Airline Loyalist: You’re in this group if you fly one airline at least two round-trips a year—and it flies where you want to take your award trips. Use that airline’s cobranded card. Typically, these cards carry an annual fee of up to $100 per year, often waived the first year. American, Delta, and United-base cards include a no-charge checked bag on each trip plus other benefits, and other lines’ cards offer various benefits. American, Delta, and United also offer more expensive cards (with annual fees of around $400 to $500) that add membership in the airline’s lounge club system. But for Delta miles, MileCards concludes that, based on typical spending patterns, the AmEx EveryDay Preferred card generates more Delta miles per dollar than Delta’s own card.
Comfort Seeker: If you prefer to use credit to fly comfortably in business or first class, airline programs are your only feasible option. Premium-cabin ticket prices are so high that the cash-equivalent bank-buy model doesn’t work at all.
Undecided: If you aren’t sure about where you will want to “spend” your miles, three cards give you wider options:
- Starwood Preferred Guest AmEx cards allow you to transfer points into miles at a bunch of airlines, including Alaska, American, Delta, and several foreign lines, at a one-to-one rate, with a 25 percent bonus for transfers of 20,000 miles or more.
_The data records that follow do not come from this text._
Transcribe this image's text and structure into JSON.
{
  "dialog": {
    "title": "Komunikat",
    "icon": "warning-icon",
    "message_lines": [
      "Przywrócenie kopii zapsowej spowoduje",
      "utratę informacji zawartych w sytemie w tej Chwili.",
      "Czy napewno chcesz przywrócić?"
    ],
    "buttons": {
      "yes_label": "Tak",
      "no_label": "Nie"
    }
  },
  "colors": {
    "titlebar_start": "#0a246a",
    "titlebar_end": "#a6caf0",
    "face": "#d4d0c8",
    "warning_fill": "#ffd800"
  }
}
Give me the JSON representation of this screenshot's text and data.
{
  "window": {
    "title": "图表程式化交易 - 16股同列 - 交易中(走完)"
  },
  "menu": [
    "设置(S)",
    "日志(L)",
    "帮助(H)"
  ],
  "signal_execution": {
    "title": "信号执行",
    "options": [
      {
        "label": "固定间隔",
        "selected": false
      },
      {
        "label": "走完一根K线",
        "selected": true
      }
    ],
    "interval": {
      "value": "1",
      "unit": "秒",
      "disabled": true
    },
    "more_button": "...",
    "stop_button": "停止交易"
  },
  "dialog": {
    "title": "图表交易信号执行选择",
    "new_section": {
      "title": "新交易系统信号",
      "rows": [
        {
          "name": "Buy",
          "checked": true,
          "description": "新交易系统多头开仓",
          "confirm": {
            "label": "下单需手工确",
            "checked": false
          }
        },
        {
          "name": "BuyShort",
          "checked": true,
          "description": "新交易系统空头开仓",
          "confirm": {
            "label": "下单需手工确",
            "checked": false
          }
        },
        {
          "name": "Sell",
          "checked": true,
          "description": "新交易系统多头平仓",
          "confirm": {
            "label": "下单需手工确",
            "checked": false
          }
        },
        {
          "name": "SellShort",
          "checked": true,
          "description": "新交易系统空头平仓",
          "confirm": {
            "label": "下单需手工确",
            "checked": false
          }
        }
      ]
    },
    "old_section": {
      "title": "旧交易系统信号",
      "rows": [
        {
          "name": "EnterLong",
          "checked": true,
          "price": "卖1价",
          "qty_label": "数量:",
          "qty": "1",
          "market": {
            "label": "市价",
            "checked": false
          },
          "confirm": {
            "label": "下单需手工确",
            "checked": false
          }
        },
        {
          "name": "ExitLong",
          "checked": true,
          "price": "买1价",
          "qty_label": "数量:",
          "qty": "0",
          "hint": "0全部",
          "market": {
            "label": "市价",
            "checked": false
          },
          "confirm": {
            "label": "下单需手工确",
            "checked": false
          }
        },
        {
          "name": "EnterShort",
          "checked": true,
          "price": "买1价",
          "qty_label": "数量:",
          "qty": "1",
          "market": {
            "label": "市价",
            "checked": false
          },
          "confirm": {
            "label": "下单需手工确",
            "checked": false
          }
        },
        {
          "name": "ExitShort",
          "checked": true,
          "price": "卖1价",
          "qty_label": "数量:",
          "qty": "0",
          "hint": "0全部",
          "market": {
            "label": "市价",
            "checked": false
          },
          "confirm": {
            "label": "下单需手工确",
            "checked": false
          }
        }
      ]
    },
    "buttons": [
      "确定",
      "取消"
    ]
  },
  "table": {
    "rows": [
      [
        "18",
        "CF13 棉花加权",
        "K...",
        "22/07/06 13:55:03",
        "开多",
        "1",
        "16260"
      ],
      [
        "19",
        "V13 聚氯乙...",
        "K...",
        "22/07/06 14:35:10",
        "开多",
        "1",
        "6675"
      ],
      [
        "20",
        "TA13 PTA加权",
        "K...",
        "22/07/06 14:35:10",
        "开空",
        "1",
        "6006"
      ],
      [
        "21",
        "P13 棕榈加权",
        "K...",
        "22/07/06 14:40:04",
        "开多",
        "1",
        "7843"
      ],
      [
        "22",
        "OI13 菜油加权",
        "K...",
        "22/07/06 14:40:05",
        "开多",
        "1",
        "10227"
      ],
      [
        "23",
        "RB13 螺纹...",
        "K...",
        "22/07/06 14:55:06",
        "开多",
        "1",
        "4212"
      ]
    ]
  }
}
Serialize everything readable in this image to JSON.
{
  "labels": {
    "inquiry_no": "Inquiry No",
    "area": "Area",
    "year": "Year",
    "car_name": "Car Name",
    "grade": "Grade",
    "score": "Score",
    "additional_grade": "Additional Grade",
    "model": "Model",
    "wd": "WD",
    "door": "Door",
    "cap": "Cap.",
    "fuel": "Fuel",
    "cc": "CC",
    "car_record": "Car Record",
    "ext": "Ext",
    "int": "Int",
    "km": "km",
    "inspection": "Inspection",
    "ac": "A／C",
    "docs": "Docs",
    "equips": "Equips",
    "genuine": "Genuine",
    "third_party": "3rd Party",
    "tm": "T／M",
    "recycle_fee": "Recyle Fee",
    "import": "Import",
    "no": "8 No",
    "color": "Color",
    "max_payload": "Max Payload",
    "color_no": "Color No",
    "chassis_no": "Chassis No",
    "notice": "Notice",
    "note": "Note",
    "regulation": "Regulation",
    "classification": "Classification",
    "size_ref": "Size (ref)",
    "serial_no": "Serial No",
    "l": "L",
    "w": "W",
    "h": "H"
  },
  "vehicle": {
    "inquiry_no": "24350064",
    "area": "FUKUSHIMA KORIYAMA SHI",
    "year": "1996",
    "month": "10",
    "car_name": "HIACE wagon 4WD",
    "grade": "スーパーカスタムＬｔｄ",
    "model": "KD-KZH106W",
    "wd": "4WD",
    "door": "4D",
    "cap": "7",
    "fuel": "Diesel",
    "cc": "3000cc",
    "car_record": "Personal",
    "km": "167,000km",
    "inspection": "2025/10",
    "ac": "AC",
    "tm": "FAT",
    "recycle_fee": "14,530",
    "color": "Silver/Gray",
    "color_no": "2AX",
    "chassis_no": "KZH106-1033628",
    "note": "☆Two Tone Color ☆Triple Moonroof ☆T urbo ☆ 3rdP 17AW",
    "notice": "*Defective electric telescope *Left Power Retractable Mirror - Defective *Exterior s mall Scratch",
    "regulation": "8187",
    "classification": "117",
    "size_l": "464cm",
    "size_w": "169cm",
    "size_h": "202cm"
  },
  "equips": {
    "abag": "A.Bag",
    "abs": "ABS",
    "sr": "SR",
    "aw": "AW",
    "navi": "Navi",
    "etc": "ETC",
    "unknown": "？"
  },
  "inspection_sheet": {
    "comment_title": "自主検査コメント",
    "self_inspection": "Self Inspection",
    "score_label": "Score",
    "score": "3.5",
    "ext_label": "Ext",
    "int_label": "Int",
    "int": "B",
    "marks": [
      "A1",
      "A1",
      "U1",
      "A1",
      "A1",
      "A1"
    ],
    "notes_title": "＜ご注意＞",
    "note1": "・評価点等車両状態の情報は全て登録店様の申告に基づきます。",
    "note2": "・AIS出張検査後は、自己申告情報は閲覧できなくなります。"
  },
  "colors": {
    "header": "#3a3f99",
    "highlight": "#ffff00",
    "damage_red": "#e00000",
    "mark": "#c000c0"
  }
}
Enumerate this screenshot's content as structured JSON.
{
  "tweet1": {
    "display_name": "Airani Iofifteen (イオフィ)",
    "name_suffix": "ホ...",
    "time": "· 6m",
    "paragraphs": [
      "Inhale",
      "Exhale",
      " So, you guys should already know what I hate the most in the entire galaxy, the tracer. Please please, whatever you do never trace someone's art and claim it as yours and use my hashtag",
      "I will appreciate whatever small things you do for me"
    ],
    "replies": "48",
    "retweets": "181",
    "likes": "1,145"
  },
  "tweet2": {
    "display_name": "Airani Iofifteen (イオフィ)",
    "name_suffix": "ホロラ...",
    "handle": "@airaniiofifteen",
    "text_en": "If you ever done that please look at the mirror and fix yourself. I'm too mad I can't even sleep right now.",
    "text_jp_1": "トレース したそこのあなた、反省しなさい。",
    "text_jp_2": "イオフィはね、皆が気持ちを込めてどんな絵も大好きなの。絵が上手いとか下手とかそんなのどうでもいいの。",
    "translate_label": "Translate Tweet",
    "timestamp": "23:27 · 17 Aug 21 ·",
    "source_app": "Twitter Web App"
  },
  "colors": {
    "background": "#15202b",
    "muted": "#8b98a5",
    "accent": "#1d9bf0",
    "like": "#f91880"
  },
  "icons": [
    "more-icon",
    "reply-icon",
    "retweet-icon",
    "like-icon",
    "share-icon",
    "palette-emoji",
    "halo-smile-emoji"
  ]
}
With the bonus, this card earns more miles per dollar charged than the airlines’ own cards.
- Miles you earn on the Alaska Airlines Visa card can be used for award travel on American, Delta, and a handful of international partner lines as well as on Alaska—although Alaska’s partnership with Delta is a bit iffy these days.
- AmEx Platinum card ($450 a year) allows one-to-one point transfers to Delta, Air Canada, and a bunch of foreign lines, plus access to the Priority Pass worldwide network of airport lounges.
Most airline-oriented cards no longer add the annoying 3 percent surcharge on foreign transactions, and many already have chips. Also, you can consider other hotel cards, which can be generous with award accommodations, but that’s a story for another time.